Wouldn’t it be nice
Walking around the block and getting my dose of vitamin D today got me thinking, about my state of mind and where my life is right now. A year ago I would have said ‘I loved my job and things felt great’. I felt a sense of belonging, accomplishment and frankly, purpose. Not that I feel like a worthless steaming pile of cow dung today, but I will admit that things feel a bit more . . . hmmm . . . fuzzy. With the idea of returning to school breathing on my neck and saying ‘working is lame, go back to school’ and the pressure of another month’s expenses pushing me, saying ‘what are you mad? you have to work!’ I find good battling evil. It is a fine line between the two. You could say getting a full-time job and supporting yourself as a single woman is good, right? So how about working part-time, or multiple part-times and living by the seat of you pants? (more accurately, living by the threads of an empty wallet). When you take the choice to work part-time due to the possibility of continuing education, however . . . still a bad choice? and this is where it gets confusing. Still analyzing my life a year ago and wondering what’s next. I do NOT, however, wish i could go back in time and choose not to be unemployed.

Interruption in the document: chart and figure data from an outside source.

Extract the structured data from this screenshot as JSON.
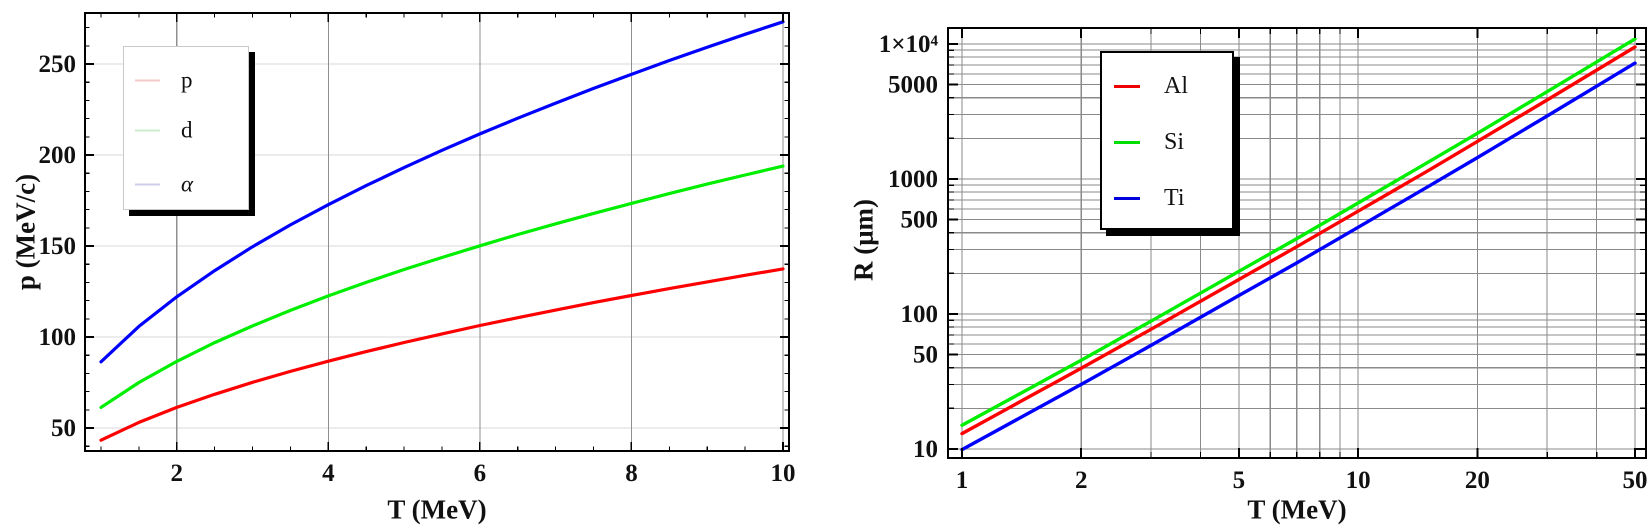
{
  "figure": {
    "background": "#ffffff"
  },
  "chart_data": [
    {
      "id": "momentum",
      "type": "line",
      "title": "",
      "xlabel": "T (MeV)",
      "ylabel": "p (MeV/c)",
      "x_scale": "linear",
      "y_scale": "linear",
      "xlim": [
        0.79,
        10.08
      ],
      "ylim": [
        37,
        278
      ],
      "x_ticks": {
        "labeled": [
          {
            "v": 2,
            "label": "2"
          },
          {
            "v": 4,
            "label": "4"
          },
          {
            "v": 6,
            "label": "6"
          },
          {
            "v": 8,
            "label": "8"
          },
          {
            "v": 10,
            "label": "10"
          }
        ],
        "minor": [
          1,
          1.5,
          2.5,
          3,
          3.5,
          4.5,
          5,
          5.5,
          6.5,
          7,
          7.5,
          8.5,
          9,
          9.5
        ]
      },
      "y_ticks": {
        "labeled": [
          {
            "v": 50,
            "label": "50"
          },
          {
            "v": 100,
            "label": "100"
          },
          {
            "v": 150,
            "label": "150"
          },
          {
            "v": 200,
            "label": "200"
          },
          {
            "v": 250,
            "label": "250"
          }
        ],
        "minor": [
          40,
          60,
          70,
          80,
          90,
          110,
          120,
          130,
          140,
          160,
          170,
          180,
          190,
          210,
          220,
          230,
          240,
          260,
          270
        ]
      },
      "grid": {
        "x": [
          2,
          4,
          6,
          8,
          10
        ],
        "y": [
          50,
          100,
          150,
          200,
          250
        ],
        "x_color": "#8f8f8f",
        "y_color": "#d8d8d8"
      },
      "series": [
        {
          "name": "p",
          "color": "#ff0000",
          "x": [
            1,
            1.5,
            2,
            2.5,
            3,
            3.5,
            4,
            4.5,
            5,
            5.5,
            6,
            6.5,
            7,
            7.5,
            8,
            8.5,
            9,
            9.5,
            10
          ],
          "y": [
            43.3,
            53.1,
            61.3,
            68.5,
            75.1,
            81.1,
            86.7,
            92.0,
            97.0,
            101.7,
            106.3,
            110.6,
            114.8,
            118.9,
            122.8,
            126.6,
            130.3,
            133.9,
            137.4
          ]
        },
        {
          "name": "d",
          "color": "#00ee00",
          "x": [
            1,
            1.5,
            2,
            2.5,
            3,
            3.5,
            4,
            4.5,
            5,
            5.5,
            6,
            6.5,
            7,
            7.5,
            8,
            8.5,
            9,
            9.5,
            10
          ],
          "y": [
            61.3,
            75.0,
            86.6,
            96.9,
            106.1,
            114.6,
            122.6,
            130.0,
            137.1,
            143.7,
            150.1,
            156.3,
            162.2,
            167.9,
            173.4,
            178.8,
            184.0,
            189.0,
            193.9
          ]
        },
        {
          "name": "α",
          "color": "#0000ff",
          "x": [
            1,
            1.5,
            2,
            2.5,
            3,
            3.5,
            4,
            4.5,
            5,
            5.5,
            6,
            6.5,
            7,
            7.5,
            8,
            8.5,
            9,
            9.5,
            10
          ],
          "y": [
            86.4,
            105.8,
            122.1,
            136.5,
            149.6,
            161.6,
            172.7,
            183.2,
            193.1,
            202.6,
            211.6,
            220.2,
            228.5,
            236.6,
            244.3,
            251.9,
            259.2,
            266.3,
            273.2
          ]
        }
      ],
      "legend": {
        "position": "upper-left",
        "items": [
          {
            "label": "p",
            "swatch": "#f6caca",
            "italic": false
          },
          {
            "label": "d",
            "swatch": "#cdeccd",
            "italic": false
          },
          {
            "label": "α",
            "swatch": "#cdcdea",
            "italic": true
          }
        ]
      }
    },
    {
      "id": "range",
      "type": "line",
      "title": "",
      "xlabel": "T (MeV)",
      "ylabel": "R (μm)",
      "x_scale": "log",
      "y_scale": "log",
      "xlim": [
        0.92,
        53.3
      ],
      "ylim": [
        8.6,
        13100
      ],
      "x_ticks": {
        "labeled": [
          {
            "v": 1,
            "label": "1"
          },
          {
            "v": 2,
            "label": "2"
          },
          {
            "v": 5,
            "label": "5"
          },
          {
            "v": 10,
            "label": "10"
          },
          {
            "v": 20,
            "label": "20"
          },
          {
            "v": 50,
            "label": "50"
          }
        ],
        "minor": [
          3,
          4,
          6,
          7,
          8,
          9,
          30,
          40
        ]
      },
      "y_ticks": {
        "labeled": [
          {
            "v": 10,
            "label": "10"
          },
          {
            "v": 50,
            "label": "50"
          },
          {
            "v": 100,
            "label": "100"
          },
          {
            "v": 500,
            "label": "500"
          },
          {
            "v": 1000,
            "label": "1000"
          },
          {
            "v": 5000,
            "label": "5000"
          },
          {
            "v": 10000,
            "label": "1×10⁴"
          }
        ],
        "minor": [
          20,
          30,
          40,
          60,
          70,
          80,
          90,
          200,
          300,
          400,
          600,
          700,
          800,
          900,
          2000,
          3000,
          4000,
          6000,
          7000,
          8000,
          9000
        ]
      },
      "grid": {
        "x": [
          1,
          2,
          3,
          4,
          5,
          6,
          7,
          8,
          9,
          10,
          20,
          30,
          40,
          50
        ],
        "y": [
          10,
          20,
          30,
          40,
          50,
          60,
          70,
          80,
          90,
          100,
          200,
          300,
          400,
          500,
          600,
          700,
          800,
          900,
          1000,
          2000,
          3000,
          4000,
          5000,
          6000,
          7000,
          8000,
          9000,
          10000
        ],
        "x_color": "#8a8a8a",
        "y_color": "#8a8a8a"
      },
      "series": [
        {
          "name": "Al",
          "color": "#ff0000",
          "x": [
            1,
            1.5,
            2,
            3,
            5,
            7,
            10,
            15,
            20,
            30,
            50
          ],
          "y": [
            13,
            25,
            39.6,
            77,
            180,
            315,
            577,
            1150,
            1900,
            3850,
            9500
          ]
        },
        {
          "name": "Si",
          "color": "#00ee00",
          "x": [
            1,
            1.5,
            2,
            3,
            5,
            7,
            10,
            15,
            20,
            30,
            50
          ],
          "y": [
            15,
            28.7,
            45.5,
            88.5,
            207,
            362,
            664,
            1330,
            2180,
            4430,
            10900
          ]
        },
        {
          "name": "Ti",
          "color": "#0000ff",
          "x": [
            1,
            1.5,
            2,
            3,
            5,
            7,
            10,
            15,
            20,
            30,
            50
          ],
          "y": [
            9.9,
            19,
            30.1,
            58.5,
            137,
            239,
            439,
            877,
            1440,
            2930,
            7220
          ]
        }
      ],
      "legend": {
        "position": "upper-center",
        "items": [
          {
            "label": "Al",
            "swatch": "#ee0000",
            "italic": false
          },
          {
            "label": "Si",
            "swatch": "#00dd00",
            "italic": false
          },
          {
            "label": "Ti",
            "swatch": "#0000dd",
            "italic": false
          }
        ]
      }
    }
  ]
}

I do enjoy my relaxed days and afternoon naps. My daily after lunch walk in the sunshine, and my endless time for ebay auction watching. I will admit that by about Wednesday, however, of no work AND no school I find myself checking my email one to many times, and wearing out my apartment rug as I pace, looking for something to do. Having the flexibility of not working I have still somehow managed to develop a daily routine. I wake up, go to the tanning salon, come home to exercise than shower, put on music, and slip into some heels, fix my hair, and than . . . than what? I pace. Eventually I calm down for lunch and my post lunch walk and nap. Of course there are the several hours on the computer proceeding my nap where I can hunt for jobs, check my email at least every 5 minutes and doodle around myspace wishing that cute boy I have been talking to wasn’t off working. Agh! Must everyone be responsible? I can then spend my evening catching up with friends and my favorite tv-shows and call it a day well spent.
I just know that my life will be changing soon, and how I am not sure. Is there something big around the corner? School or work? Well eventually there is my first trip to New York, but that is a bigger corner than I hope these other two will be. Still have stuff to look forward to though while I sit at home and wonder if I will ever do anything with my life. ‘You sure will! You will go to New York.’ Well, hey. It’s something.